While PVM provides low-level tools for implementing parallel programs, HeNCE provides the programmer with a higher level environment for using heterogeneous networks. The HeNCE philosophy of parallel programming is to have the programmer explicitly specify the parallelism of a computation and to automate, as much as possible, the tasks of writing, compiling, executing, debugging, and analyzing the parallel computation. Central to HeNCE is an X-Window interface that the programmer uses to perform these functions. (see Figure 2).
The HeNCE environment contains a compose tool that allows the user to explicitly specify parallelism by drawing a graph of the parallel application. If an X-window interface is not available, then textual graph descriptions can be input.
Each node in a HeNCE graph represents a procedure written in either Fortran or C. HeNCE is designed to enhance procedure reuse. The procedure can be a subroutine from an established library or a special purpose subroutine supplied by the user. Arcs between nodes represent data dependency and control flow. A dependency arc from one node to another represents the fact that the tail node of the arc must run before the head of the arc. Data is sent to a node from its ancestors in the graph (usually its parents).
In addition to simple nodes, four types of control constructs are available in the HeNCE graph language. One represents looping; a second represents conditional dependency; a third represents a fan-out to a variable number of identical subgraphs; and a fourth represents pipelining. The graph can contain loops around subgraphs that execute a variable number of times based on the expression in the loop construct. Using a conditional construct, a section of the graph can be executed or bypassed based on an expression that will be evaluated at run time. A variable fan-out (and subsequent fan-in) construct is available while composing the graph. The width of the fan-out is specified as an expression that is evaluated at run time. This construct is similar to a parallel-do construct found in several parallel Fortrans. In pipelined sections, when a node finishes with one set of input data, it reruns with the next piece of pipelined data.
Once the dynamic graph is specified, a configuration tool in the HeNCE environment can be used to specify the configuration of machines that will compose his parallel virtual machine. The configuration tool also assists the user in setting up a cost matrix. The cost matrix allows the user to describe which machine can perform which task and can give priority to certain machines. HeNCE will use this cost matrix at run time to determine the most effective machine on which to execute a particular procedure in the graph.

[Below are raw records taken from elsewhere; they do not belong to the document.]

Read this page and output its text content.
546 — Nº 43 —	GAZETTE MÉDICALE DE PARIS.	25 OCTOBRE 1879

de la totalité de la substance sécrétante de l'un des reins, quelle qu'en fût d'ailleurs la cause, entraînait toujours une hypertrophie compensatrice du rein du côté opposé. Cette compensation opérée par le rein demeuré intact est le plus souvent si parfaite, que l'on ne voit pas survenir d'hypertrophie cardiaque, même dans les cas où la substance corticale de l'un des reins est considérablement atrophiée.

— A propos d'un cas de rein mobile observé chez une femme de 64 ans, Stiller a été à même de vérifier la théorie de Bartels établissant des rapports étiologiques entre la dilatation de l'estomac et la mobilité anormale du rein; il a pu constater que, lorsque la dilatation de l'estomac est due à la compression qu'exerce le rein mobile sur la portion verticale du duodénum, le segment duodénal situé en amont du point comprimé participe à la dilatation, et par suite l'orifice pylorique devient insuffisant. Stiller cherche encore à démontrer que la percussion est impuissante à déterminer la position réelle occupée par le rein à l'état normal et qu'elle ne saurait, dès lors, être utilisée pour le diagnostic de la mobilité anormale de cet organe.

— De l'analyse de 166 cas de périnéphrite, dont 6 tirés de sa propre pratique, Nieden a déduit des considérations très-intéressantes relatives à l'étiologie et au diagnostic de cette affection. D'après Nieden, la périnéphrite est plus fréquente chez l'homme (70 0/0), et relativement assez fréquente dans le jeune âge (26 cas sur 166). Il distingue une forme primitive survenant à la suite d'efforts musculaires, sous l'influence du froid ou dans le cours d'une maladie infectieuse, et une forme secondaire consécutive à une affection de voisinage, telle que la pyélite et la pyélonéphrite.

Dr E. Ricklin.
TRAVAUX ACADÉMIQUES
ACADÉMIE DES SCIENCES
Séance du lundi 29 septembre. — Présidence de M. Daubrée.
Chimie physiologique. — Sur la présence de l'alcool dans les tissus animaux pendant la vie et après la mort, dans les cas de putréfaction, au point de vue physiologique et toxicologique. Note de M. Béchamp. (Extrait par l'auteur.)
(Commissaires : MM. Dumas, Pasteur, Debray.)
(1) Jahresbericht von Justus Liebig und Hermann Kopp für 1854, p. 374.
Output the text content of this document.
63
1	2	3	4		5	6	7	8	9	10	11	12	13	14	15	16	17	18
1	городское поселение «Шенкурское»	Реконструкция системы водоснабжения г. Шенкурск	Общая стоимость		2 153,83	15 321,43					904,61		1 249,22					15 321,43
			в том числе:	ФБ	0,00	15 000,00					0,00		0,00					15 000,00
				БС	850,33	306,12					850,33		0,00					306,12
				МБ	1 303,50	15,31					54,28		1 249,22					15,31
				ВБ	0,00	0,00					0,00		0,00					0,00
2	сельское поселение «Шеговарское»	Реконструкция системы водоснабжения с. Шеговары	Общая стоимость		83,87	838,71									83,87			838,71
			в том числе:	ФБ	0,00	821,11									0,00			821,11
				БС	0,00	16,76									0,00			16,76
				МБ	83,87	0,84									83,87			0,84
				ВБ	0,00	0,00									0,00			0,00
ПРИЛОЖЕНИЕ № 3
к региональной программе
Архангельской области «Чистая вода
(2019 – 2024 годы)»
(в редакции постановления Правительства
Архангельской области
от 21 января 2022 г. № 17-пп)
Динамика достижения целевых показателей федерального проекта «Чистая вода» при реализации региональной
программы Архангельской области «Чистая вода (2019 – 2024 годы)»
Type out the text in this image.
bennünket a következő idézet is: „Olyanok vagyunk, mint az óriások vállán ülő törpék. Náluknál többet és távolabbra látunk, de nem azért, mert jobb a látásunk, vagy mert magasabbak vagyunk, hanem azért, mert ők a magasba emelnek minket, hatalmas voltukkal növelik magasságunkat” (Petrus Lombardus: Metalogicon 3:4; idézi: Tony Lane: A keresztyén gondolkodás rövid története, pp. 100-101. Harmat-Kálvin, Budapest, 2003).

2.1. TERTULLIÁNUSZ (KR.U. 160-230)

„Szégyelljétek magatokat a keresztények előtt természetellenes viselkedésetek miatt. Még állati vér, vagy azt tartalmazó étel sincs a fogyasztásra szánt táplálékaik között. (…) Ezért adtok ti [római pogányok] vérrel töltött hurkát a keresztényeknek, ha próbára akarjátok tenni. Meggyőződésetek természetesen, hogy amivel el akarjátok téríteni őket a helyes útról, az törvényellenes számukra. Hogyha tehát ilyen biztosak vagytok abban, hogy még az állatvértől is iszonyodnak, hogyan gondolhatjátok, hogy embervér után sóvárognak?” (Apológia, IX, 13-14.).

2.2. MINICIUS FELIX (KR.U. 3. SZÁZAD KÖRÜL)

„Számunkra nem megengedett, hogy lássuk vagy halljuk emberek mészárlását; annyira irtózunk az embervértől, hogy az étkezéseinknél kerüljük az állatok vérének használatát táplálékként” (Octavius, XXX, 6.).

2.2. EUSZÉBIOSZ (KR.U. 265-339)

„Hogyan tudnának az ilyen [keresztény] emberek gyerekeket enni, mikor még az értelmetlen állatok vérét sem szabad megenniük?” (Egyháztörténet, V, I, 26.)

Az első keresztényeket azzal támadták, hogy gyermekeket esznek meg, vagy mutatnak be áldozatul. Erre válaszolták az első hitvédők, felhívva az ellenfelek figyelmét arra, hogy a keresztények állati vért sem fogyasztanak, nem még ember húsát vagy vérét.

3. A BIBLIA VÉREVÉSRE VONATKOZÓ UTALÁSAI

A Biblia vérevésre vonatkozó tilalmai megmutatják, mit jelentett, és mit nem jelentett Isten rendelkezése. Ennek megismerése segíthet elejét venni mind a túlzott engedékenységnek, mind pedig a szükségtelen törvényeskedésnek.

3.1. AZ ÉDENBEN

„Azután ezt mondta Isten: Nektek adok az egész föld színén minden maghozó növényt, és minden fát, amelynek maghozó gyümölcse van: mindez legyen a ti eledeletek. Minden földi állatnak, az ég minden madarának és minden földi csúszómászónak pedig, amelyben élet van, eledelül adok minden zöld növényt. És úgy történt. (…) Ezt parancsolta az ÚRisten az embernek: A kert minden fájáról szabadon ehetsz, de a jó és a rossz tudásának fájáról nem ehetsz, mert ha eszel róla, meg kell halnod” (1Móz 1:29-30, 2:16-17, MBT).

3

The HeNCE environment also contains a build tool to perform three tasks. First, by analyzing the graph, HeNCE automatically generates the parallel program using PVM calls for all the communication and synchronization required by the application. Second, by knowing the desired PVM configuration, HeNCE automatically compiles the node procedures for the various heterogeneous architectures. Finally, the build tool installs the executable modules on the particular machines in the PVM configuration.
The execute tool in the HeNCE environment starts up the requested virtual machine and begins execution of the application. During execution, HeNCE automatically maps procedures to machines in the heterogeneous network based on the cost matrix and the HeNCE graph. Trace and scheduling information that is saved during the execution can be displayed in real time or replayed later.
The HeNCE environment has a trace tool that allows visualization of the parallel run. The trace tool is X-window based and consists of two windows. One window shows a representation of the network and machines underlying PVM. In this window icons of the active machines are illuminated with different colors depending on whether they are computing or communicating. Under each icon is a list of the node procedures mapped to this machine at any given instant. The second window displays the user's graph of the application, which changes dynamically to show the actual paths and parameters taken during a run. The nodes in the graph change colors to indicate the various activities going on in each procedure.